Context-aware routing is the piece most teams skip when they're trying to cut AI costs.
they either over-engineer a manual decision tree or just default to GPT-4 for everything. Curious how you handle routing decisions when a query sits ambiguously between tiers, like something that looks simple but actually requires nuanced reasoning. Also wondering what the latency overhead looks like from the routing layer itself. But anyway, I find it very interesting
congrats on launch!
Coworker AI
@fberrez1 our 'cheap' primary agent is still a frontier open model. This means that the baseline quality and judgment is still incredibly high and any cheaper subagents are handled by this advisor. And very low latency added. Try it out and let me know thoughts!

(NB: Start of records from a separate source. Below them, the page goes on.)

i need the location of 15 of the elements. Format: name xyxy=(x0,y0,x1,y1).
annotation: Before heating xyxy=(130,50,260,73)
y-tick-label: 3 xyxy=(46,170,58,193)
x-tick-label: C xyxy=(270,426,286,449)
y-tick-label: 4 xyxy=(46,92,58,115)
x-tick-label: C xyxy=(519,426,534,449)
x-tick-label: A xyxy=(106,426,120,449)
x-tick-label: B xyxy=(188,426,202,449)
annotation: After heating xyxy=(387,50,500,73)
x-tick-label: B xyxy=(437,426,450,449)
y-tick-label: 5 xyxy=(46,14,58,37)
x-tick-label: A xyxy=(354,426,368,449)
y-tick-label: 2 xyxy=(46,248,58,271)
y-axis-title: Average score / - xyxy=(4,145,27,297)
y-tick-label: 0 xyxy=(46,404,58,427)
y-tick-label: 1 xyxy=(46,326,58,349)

The 5x tokens at opus 4.7 quality thing, how do you measure that? is it benchmarked on specific task types or more of an overall feel?
Coworker AI
@irina_sumtsova The "5x cheaper" is a cost-per-task number, not a benchmark claim. On SWE-Bench and Terminal-Bench Kimi is basically on par with Opus, and honestly in most real-world use it's pretty close too. Simple tasks the 5x holds (~$0.39 vs $3.59), and even on complex work the gap isn't as dramatic as you'd expect. And since Coworker knows your context, you can decide if and when you actually need Opus over Kimi.